Любовь и жулики, или Охмурить принца - страница 31
Ага. И дети родятся. Десятерня. Что-то слабо верится в подобный сценарий. Насколько мне известно, мегеры после женитьбы сыновей добрее не становятся. Они просто обретают новый объект для издевательств. И учитывая, что брак тут наверняка расторгается путем отсечения головы неугодной жены, «объект» вряд ли хотя бы пикнет.
Я вздохнула. Надо с этим что-то делать. Жизнь принцессы – это, конечно, чудесно, но только если дело происходит в сказке. А тут – суровая средневековая реальность. Мама, роди меня обратно. В смысле, фея, стукни меня в обратную сторону.
- Пойдем-ка спать, Мирин, - сказала я, похлопав ее по плечу. – У меня на родине говорят: «Утро вечера мудренее».
- «Мудренее»? – переспросила Мирин. – А почему не «мудрее»? Или имеется в виду «мудрёнее»? То бишь, вечером еще ничего не придумал, а за ночь так накрутишь, что к утру намудришь?
- Ну, можно и так сказать, - хмыкнула я, выволакивая ее из-за стола. – Ты мне поможешь прическу разобрать? Сама я как раз до утра и промучаюсь.
- Конечно-конечно, - заверила меня Мирин. Тема женитьбы успешно была переведена на тему бабской внешности. Всегда срабатывает.
- И помыться бы не помешало, - мечтательно протянула я, чтобы закрепить результат. – Где у вас тут моются?
- Люба, ты что? – Мирин выпучила на меня глаза. – Благородным дамам и господам нельзя мыться. Это некультурно! Ты же не крестьянка какая-нибудь грязная, не окровавленный мясник и не вонючий золотарь.
- Тогда благородные господа будут сильно вонять, - рассмеялась я. – Но ты же приятно пахнешь?
- Так я и не благородная, - пожала плечами девушка. – Просто горничная. Вечно в пыли и грязи ковыряюсь, вот и приходится мыться. А тебе нельзя. Только тряпочкой влажной можно подтираться. Ну или ароматические масла втирать.

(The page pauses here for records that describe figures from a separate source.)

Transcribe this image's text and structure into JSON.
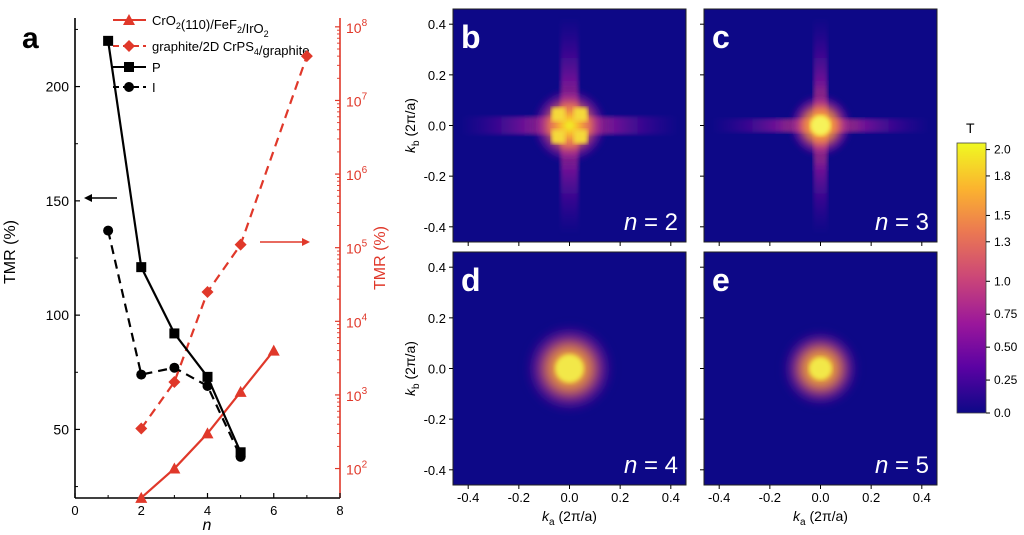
{
  "chart_data": [
    {
      "panel": "a",
      "type": "line",
      "xlabel": "n",
      "ylabel_left": "TMR (%)",
      "ylabel_right": "TMR (%)",
      "x_ticks": [
        "0",
        "2",
        "4",
        "6",
        "8"
      ],
      "y_left_ticks": [
        "50",
        "100",
        "150",
        "200"
      ],
      "y_right_ticks": [
        {
          "base": "10",
          "exp": "2"
        },
        {
          "base": "10",
          "exp": "3"
        },
        {
          "base": "10",
          "exp": "4"
        },
        {
          "base": "10",
          "exp": "5"
        },
        {
          "base": "10",
          "exp": "6"
        },
        {
          "base": "10",
          "exp": "7"
        },
        {
          "base": "10",
          "exp": "8"
        }
      ],
      "xlim": [
        0,
        8
      ],
      "ylim_left": [
        20,
        230
      ],
      "ylim_right_log10": [
        1.6,
        8.12
      ],
      "right_axis_scale": "log",
      "legend_position": "top",
      "series": [
        {
          "name": "CrO2(110)/FeF2/IrO2",
          "legend_parts": [
            [
              "CrO",
              "n"
            ],
            [
              "2",
              "sub"
            ],
            [
              "(110)/FeF",
              "n"
            ],
            [
              "2",
              "sub"
            ],
            [
              "/IrO",
              "n"
            ],
            [
              "2",
              "sub"
            ]
          ],
          "axis": "right",
          "color": "#e0382a",
          "marker": "triangle",
          "line": "solid",
          "x": [
            2,
            3,
            4,
            5,
            6
          ],
          "y": [
            40,
            100,
            300,
            1100,
            4000
          ]
        },
        {
          "name": "graphite/2D CrPS4/graphite",
          "legend_parts": [
            [
              "graphite/2D CrPS",
              "n"
            ],
            [
              "4",
              "sub"
            ],
            [
              "/graphite",
              "n"
            ]
          ],
          "axis": "right",
          "color": "#e0382a",
          "marker": "diamond",
          "line": "dashed",
          "x": [
            2,
            3,
            4,
            5,
            7
          ],
          "y": [
            350,
            1500,
            25000,
            110000,
            40000000
          ]
        },
        {
          "name": "P",
          "legend_parts": [
            [
              "P",
              "n"
            ]
          ],
          "axis": "left",
          "color": "#000000",
          "marker": "square",
          "line": "solid",
          "x": [
            1,
            2,
            3,
            4,
            5
          ],
          "y": [
            220,
            121,
            92,
            73,
            40
          ]
        },
        {
          "name": "I",
          "legend_parts": [
            [
              "I",
              "n"
            ]
          ],
          "axis": "left",
          "color": "#000000",
          "marker": "circle",
          "line": "dashed",
          "x": [
            1,
            2,
            3,
            4,
            5
          ],
          "y": [
            137,
            74,
            77,
            69,
            38
          ]
        }
      ],
      "annotations": [
        "left arrow → left axis",
        "right arrow → right axis"
      ]
    },
    {
      "panel": "heatmaps",
      "type": "heatmap",
      "xlabel": "k_a (2π/a)",
      "ylabel": "k_b (2π/a)",
      "x_ticks": [
        "-0.4",
        "-0.2",
        "0.0",
        "0.2",
        "0.4"
      ],
      "y_ticks": [
        "-0.4",
        "-0.2",
        "0.0",
        "0.2",
        "0.4"
      ],
      "xlim": [
        -0.46,
        0.46
      ],
      "ylim": [
        -0.46,
        0.46
      ],
      "panels": [
        {
          "letter": "b",
          "n_label": "n = 2"
        },
        {
          "letter": "c",
          "n_label": "n = 3"
        },
        {
          "letter": "d",
          "n_label": "n = 4"
        },
        {
          "letter": "e",
          "n_label": "n = 5"
        }
      ],
      "colorbar": {
        "title": "T",
        "ticks": [
          "2.0",
          "1.8",
          "1.5",
          "1.3",
          "1.0",
          "0.75",
          "0.50",
          "0.25",
          "0.0"
        ],
        "range": [
          0,
          2.05
        ],
        "colors": [
          "#0d0887",
          "#5b02a3",
          "#9a179b",
          "#cb4678",
          "#eb7852",
          "#fbb32f",
          "#f0f921"
        ]
      }
    }
  ],
  "labels": {
    "panel_a": "a",
    "x_axis_letter": "n",
    "ka_main": "k",
    "ka_sub": "a",
    "kb_main": "k",
    "kb_sub": "b",
    "units": "(2π/a)"
  }
}
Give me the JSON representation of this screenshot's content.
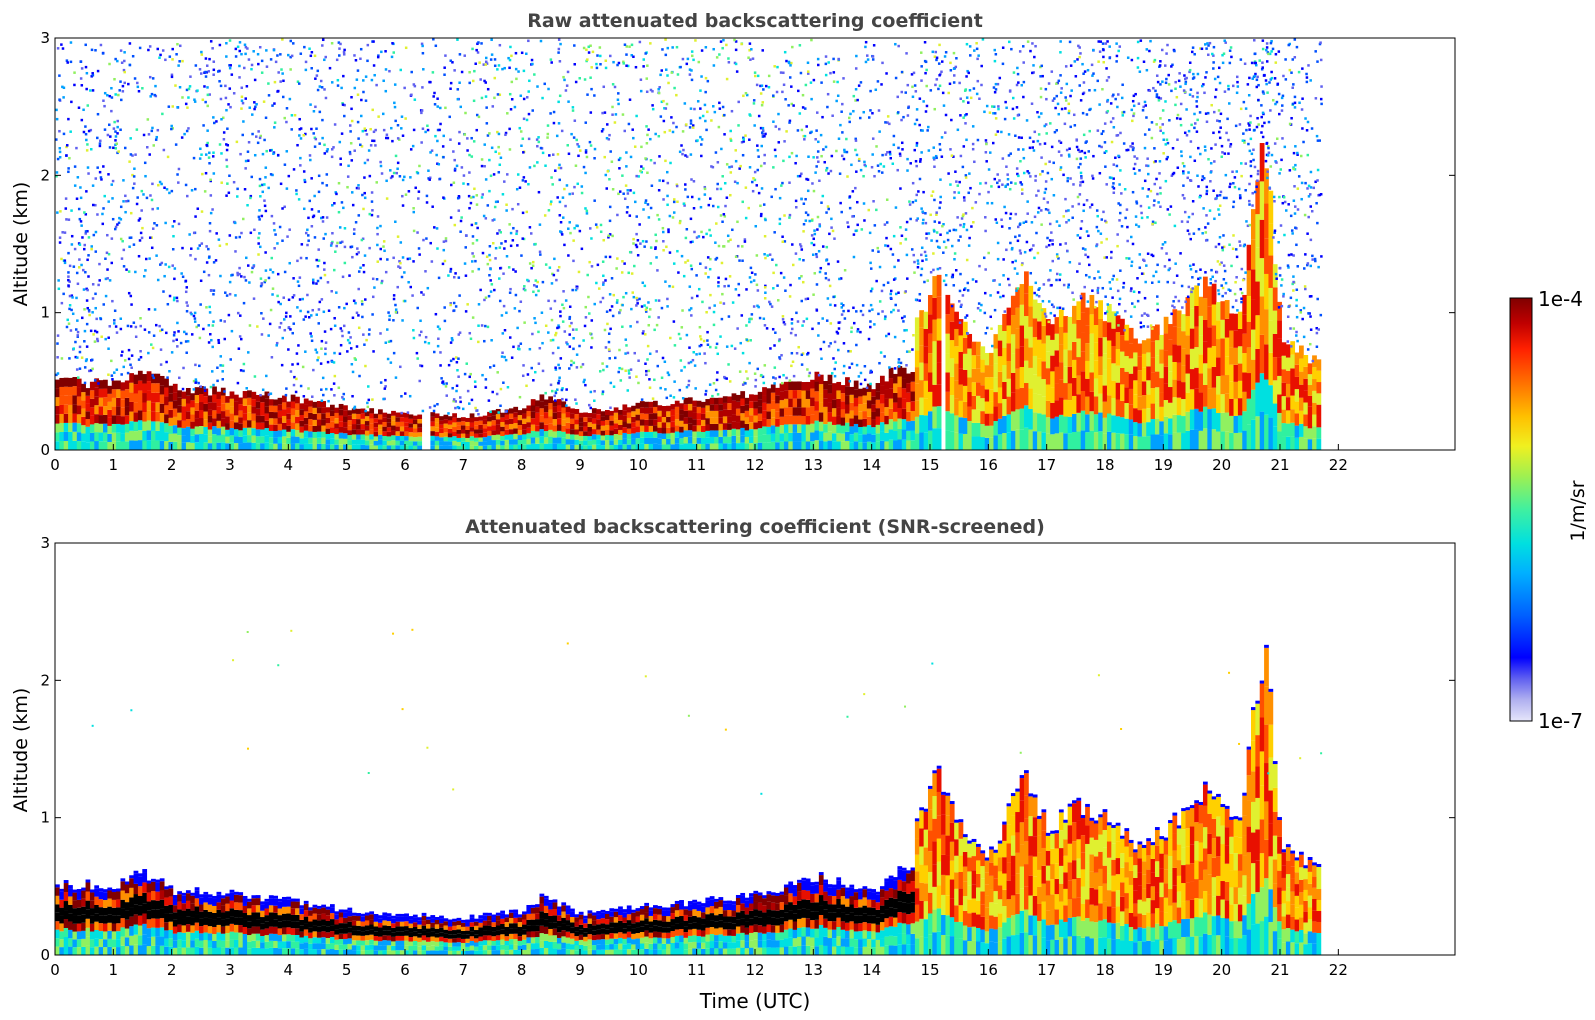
{
  "chart_data": [
    {
      "type": "heatmap",
      "title": "Raw attenuated backscattering coefficient",
      "xlabel": "",
      "ylabel": "Altitude (km)",
      "xlim": [
        0,
        24
      ],
      "ylim": [
        0,
        3
      ],
      "x_ticks": [
        0,
        1,
        2,
        3,
        4,
        5,
        6,
        7,
        8,
        9,
        10,
        11,
        12,
        13,
        14,
        15,
        16,
        17,
        18,
        19,
        20,
        21,
        22
      ],
      "y_ticks": [
        0,
        1,
        2,
        3
      ],
      "data_extent_x": [
        0,
        21.7
      ],
      "description_points": {
        "boundary_layer_top_km": {
          "x": [
            0,
            1,
            1.4,
            2,
            3,
            4,
            5,
            5.5,
            6,
            7,
            8,
            8.3,
            9,
            10,
            11,
            12,
            13,
            14,
            14.4
          ],
          "y": [
            0.5,
            0.48,
            0.6,
            0.45,
            0.42,
            0.38,
            0.3,
            0.28,
            0.27,
            0.25,
            0.3,
            0.4,
            0.28,
            0.33,
            0.37,
            0.42,
            0.55,
            0.45,
            0.6
          ]
        },
        "convective_cloud_top_km": {
          "x": [
            14.8,
            15.1,
            15.5,
            16,
            16.6,
            17,
            17.5,
            18,
            18.5,
            19,
            19.7,
            20.3,
            20.7,
            21,
            21.7
          ],
          "y": [
            1.0,
            1.3,
            0.9,
            0.7,
            1.3,
            0.9,
            1.1,
            1.0,
            0.8,
            0.9,
            1.2,
            1.0,
            2.3,
            0.8,
            0.6
          ]
        }
      }
    },
    {
      "type": "heatmap",
      "title": "Attenuated backscattering coefficient (SNR-screened)",
      "xlabel": "Time (UTC)",
      "ylabel": "Altitude (km)",
      "xlim": [
        0,
        24
      ],
      "ylim": [
        0,
        3
      ],
      "x_ticks": [
        0,
        1,
        2,
        3,
        4,
        5,
        6,
        7,
        8,
        9,
        10,
        11,
        12,
        13,
        14,
        15,
        16,
        17,
        18,
        19,
        20,
        21,
        22
      ],
      "y_ticks": [
        0,
        1,
        2,
        3
      ],
      "data_extent_x": [
        0,
        21.7
      ]
    }
  ],
  "colorbar": {
    "label": "1/m/sr",
    "max_label": "1e-4",
    "min_label": "1e-7",
    "scale": "log",
    "colors": [
      "#e6e6fa",
      "#b0b0f0",
      "#6060f0",
      "#0000ff",
      "#0050ff",
      "#00a0ff",
      "#00e0e0",
      "#30f0a0",
      "#90f060",
      "#e0f030",
      "#ffd000",
      "#ff9000",
      "#ff5000",
      "#e81000",
      "#b00000",
      "#800000"
    ]
  }
}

Улыбка мигом слетела с моих губ. Я вчера не мылась – постеснялась спросить, где тут что. И вместо уборной под утро сбегала в кустики, пока никто не видит. А сегодня, к тому же, снова пропотела, повалялась в грязи и, ко всему прочему, была покрыта толстым слоем пудры, от которой ужасно чесалась кожа. И вы мне говорите, что с этим теперь до гроба жить?
- Мирин, мне очень надо, - честно сказала я. – Давай, я завтра стану благородной дамой? А сегодня еще немного побуду грязной крестьянкой, хорошо?
- Ну ладно, - немного подумав, к моему великому облегчению согласилась Мирин. – Только я обычно не здесь моюсь, а в замке. Там и вода теплая есть, и тазы, и даже ванна. А тут если только в кастрюле нагреть и в умывальник на улице залить. Он большой, ребята под ним после «мокрухи» моются. Там и доска есть, чтобы не на земле стоять, и вешалка для одежды.
- Сойдет, - кивнула я. – Только поскорее бы. Очень чешется.
***
Умывальник был велик и необъятен. Под него приспособили здоровенную пивную бочку, подвесив ее на ветку сосны. Вода в бочку наливалась из окна лестницы второго этажа. Причем, первой кастрюлей кипятка мы в темноте промахнулись. По крайней мере, крик и раздавшийся следом мат свидетельствовали именно об этом. К счастью, просьба о помощи после мата не последовала, так что травма, похоже, была несерьезной. Или кипяток в полете слегка подостыл: после захода солнца воздух резко похолодал.
Вторую кастрюлю я кое-как дождалась. Кожу жгло невыносимо, и я чесалась уже не стесняясь. Некоторое время понаблюдав за моими мучениями, Мирин покусала губу, отыскала емкость с пудрой и тут же принялась просить у меня прощения.